Sul complesso intreccio di questi filoni radicali della cultura europea tra il 1680 e il 1730 si soffermano i penetranti studi di Silvia Berti, frutto di un lungo scavo erudito e di un’acuta riflessione storica: il mondo della Amsterdam di Spinoza, la denuncia della religione come impostura del potere a danno dei sudditi, la letteratura clandestina ispirata al materialismo spi-noziano, figure di personaggi straordinari, come il pittore Bernard Picart, con il suo passaggio «dalla religione riformata al deismo», o l’esule piemontese Alberto Radicati di Passerano, con la sua discussione sulla libertà del suicidio. Il concetto stesso di «Illuminismo radicale», coniato da Margaret Jacob e poi sviluppato da Jonathan Israel, trova in queste pagine una ridefinizione volta a calarne le origini in contesti concreti, senza presumerne che esso scaturisca da qualche ontologia filosofica panteista o materialista, senza legarlo esclusivamente a contesti angloolandesi, ma sottolineandone la dimensione fortemente cosmopolita e scorgendovi un «crogiuolo di elementi panteistici, antitrinitari, scettici, libertini, anticlericali, in una tensione che è sempre antisistematica e antimetafisica».

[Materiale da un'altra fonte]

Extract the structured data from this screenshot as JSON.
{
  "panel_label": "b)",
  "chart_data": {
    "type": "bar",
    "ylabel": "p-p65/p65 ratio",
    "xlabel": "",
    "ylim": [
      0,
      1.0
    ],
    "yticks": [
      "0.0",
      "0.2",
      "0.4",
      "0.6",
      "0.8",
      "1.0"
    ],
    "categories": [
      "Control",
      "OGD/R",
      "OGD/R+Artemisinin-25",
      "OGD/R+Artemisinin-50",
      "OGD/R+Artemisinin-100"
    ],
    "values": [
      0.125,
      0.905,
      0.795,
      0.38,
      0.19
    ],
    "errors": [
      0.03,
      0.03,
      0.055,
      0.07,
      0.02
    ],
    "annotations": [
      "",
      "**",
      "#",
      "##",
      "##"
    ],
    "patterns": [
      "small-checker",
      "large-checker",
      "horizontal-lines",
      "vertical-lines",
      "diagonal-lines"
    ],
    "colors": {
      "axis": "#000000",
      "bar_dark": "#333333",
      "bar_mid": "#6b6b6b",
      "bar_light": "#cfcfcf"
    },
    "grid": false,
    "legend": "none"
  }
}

Anche esuli ugonotti in Olanda vicini allo spinozismo, giansenisti gallicani, estranei a ogni materialismo filosofico, e molteplici esperienze di «religiosità “irregolare”» contribuirono a quella profonda svolta culturale, maturata soprattutto – ma non solo – come crisi interna del mondo protestante, nella quale prese corpo nella sua stessa multiforme ricchezza l’esprit philosophique. Una «stagione eroica», scrive l’autrice, in cui «attacco alla religione rivelata e apprezzamento della morale evangelica, spinozismo e socinianesimo, l’assimilazione di temi e motivi sia della tradizione ebraica che di quella islamica, rigorismo di matrice agostiniana e denuncia libertina dell’origine politica delle religioni, si danno la mano per costituire il nucleo allo stesso tempo fondante e duraturo del contributo dato dall’Illuminismo alla formazione della modernità».